Fort Collins, Colorado
Like many makers and manufacturers, Stefan and Amy Sasick started their metalworking company in their garage. Eleven years later, they're moving into a 15,500-square-foot space.
The couple had relocated from Austin to Bellvue, where they thought they would continue doing landscape design. They got their first job from Stefan's mother in Winter Park, and forged a basket for an outdoor fireplace. Soon, they were making other metal objects because they couldn't find a company that would make the things they were dreaming up.
When builder Brad Smith of Terra Firma Custom Homes saw the basket, he asked the Sasicks to do some work for one of his projects. "That house won all the awards that year," says Amy. "The metal work was really highlighted.
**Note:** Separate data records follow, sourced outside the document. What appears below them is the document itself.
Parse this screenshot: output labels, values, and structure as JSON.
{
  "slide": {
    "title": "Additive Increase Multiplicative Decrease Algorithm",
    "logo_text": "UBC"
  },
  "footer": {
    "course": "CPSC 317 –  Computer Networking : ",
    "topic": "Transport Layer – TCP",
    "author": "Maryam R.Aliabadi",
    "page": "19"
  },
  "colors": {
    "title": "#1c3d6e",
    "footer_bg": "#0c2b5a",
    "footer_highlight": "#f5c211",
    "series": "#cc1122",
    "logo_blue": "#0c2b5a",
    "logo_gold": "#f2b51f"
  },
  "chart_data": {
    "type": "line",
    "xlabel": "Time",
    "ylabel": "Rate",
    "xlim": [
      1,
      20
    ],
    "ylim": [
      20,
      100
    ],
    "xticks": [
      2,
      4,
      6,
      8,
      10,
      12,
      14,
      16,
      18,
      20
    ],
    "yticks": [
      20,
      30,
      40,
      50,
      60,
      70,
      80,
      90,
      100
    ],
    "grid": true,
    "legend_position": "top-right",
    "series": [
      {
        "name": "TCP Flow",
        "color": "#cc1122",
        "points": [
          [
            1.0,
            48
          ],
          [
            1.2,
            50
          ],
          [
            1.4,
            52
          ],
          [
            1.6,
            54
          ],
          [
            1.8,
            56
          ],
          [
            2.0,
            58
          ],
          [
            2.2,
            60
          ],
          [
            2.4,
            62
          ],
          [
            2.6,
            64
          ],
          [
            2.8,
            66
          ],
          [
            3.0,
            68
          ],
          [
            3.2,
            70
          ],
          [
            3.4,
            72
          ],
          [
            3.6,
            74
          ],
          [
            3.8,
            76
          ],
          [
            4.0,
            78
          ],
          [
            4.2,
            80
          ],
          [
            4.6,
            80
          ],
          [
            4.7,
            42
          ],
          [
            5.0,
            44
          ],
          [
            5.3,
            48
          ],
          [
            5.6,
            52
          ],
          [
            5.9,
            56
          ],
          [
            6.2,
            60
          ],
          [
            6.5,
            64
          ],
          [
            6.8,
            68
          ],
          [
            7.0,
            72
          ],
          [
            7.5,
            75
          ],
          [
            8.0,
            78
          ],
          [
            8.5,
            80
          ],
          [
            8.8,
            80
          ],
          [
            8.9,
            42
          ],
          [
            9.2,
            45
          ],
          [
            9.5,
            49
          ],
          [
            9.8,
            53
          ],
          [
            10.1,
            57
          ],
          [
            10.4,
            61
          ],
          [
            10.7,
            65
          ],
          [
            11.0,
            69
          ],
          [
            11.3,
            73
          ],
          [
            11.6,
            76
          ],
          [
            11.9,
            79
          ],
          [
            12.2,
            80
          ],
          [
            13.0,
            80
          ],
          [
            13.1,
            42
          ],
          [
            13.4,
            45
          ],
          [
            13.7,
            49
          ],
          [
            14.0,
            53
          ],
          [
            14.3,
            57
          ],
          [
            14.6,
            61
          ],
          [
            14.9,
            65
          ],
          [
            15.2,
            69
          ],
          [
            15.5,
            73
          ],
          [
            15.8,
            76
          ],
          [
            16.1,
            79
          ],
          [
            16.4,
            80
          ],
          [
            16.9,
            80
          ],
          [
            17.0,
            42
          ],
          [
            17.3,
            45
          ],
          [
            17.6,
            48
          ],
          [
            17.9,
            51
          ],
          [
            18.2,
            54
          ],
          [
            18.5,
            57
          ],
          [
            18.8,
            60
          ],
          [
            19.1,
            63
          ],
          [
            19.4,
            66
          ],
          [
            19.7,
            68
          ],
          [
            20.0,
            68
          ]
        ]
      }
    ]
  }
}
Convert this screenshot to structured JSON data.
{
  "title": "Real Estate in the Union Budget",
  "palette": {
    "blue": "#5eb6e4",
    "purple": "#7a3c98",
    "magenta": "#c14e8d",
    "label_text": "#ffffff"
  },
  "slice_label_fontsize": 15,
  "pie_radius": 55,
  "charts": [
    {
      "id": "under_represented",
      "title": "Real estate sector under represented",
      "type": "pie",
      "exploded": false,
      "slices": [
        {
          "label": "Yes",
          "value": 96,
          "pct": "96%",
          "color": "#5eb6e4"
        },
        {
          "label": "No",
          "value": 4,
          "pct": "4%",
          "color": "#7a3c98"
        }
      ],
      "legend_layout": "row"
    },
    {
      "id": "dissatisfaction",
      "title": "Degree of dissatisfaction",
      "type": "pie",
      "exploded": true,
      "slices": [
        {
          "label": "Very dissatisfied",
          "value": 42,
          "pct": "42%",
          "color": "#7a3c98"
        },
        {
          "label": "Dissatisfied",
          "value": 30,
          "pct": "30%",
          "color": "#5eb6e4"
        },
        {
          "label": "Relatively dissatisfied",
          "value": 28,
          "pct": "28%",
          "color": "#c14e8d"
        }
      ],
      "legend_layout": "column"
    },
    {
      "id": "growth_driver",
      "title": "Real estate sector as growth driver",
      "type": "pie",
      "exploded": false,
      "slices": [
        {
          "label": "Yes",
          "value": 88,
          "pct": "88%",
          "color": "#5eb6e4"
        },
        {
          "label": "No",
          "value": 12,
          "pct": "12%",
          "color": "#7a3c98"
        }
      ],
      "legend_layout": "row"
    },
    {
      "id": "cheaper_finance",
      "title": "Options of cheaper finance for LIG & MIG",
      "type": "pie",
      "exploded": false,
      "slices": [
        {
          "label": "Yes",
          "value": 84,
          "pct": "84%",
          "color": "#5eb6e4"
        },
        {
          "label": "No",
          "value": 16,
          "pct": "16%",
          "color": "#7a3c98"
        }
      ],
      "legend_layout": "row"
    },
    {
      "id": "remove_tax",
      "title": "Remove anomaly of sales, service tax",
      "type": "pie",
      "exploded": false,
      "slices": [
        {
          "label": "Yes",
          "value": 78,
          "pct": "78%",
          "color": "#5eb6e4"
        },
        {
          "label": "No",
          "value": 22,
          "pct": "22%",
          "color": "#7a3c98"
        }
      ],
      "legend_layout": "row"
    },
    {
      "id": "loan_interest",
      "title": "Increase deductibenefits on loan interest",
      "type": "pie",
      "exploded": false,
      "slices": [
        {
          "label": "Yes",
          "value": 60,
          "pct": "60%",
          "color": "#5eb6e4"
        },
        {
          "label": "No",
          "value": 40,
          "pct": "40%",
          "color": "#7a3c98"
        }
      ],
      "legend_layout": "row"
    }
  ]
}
We just kind of went with what we thought was beautiful."
The Sasicks also created a line of fire features for Smith & Hawken, a garden lifestyle brand that sold its products in upscale retail stores, online and through catalogs. The company went out of business in 2009, just as the couple had signed a contract to provide the line and moved the business out of the garage.
Today, Raw Urth's focus is on the kitchen. The company makes countertops and wall paneling from steel, but its specialty is range hoods, which are shipped across the United States and Canada. The company even shipped a hood in Moscow, Russia.
"They're the centerpiece of the kitchen," says Amy. "The thing people come to us for is the patina work. We are a custom job shop, and we'll continue to be that way. Everything is made one at a time."
It's that personal touch that draws customers to Raw Urth's products.
"The more hands that have touched it and the more human energy that goes into it, the more people like it," Amy says.
Raw Urth's emphasis on hoods started during the downturn in the real estate market, at which time the Sasicks expanded the company's sales nationally. They set up a booth at the International Home Builders show in Las Vegas in the company of large national brands like Kohler and Delta.
"They all had full crews with vests on," says Amy. "We drive up in a pickup truck with a trailer. We built our booth of wood and metal. Everyone else had the ones you throw on the ground and they pop up. It stood out. Everybody wanted to be in it. We're all drawn to those things that have a human touch."
Challenges: Tight quarters present Raw Urth with its biggest challenge. For three years, the company has been searching for suitable industrial space, which is scarce in Fort Collins. The Sasicks purchased a purchased a piece of property near their current 4,200-square-foot shop and are building a 15,500-square-foot facility complete with a showroom. They hope to be in the building by this summer.
Opportunities: Amy envisions designing a line of products that are not custom and can be sold at a lower price point. "We could have a builders' line and we could sell 30 of them to a new condo project or vacation home," she says "We're really hoping to fine tune our manufacturing process while being flexible. It's a perfect balance of doing it with Lean practices in mind, as well as putting the human touch on it."
Needs: With a solution to its space challenge on the horizon, Raw Urth needs to hire more people and buy more equipment. "We can't cast bronze, we have to take everything to foundries," says Amy. "Getting extra tooling will give us the opportunity to add another level of customization."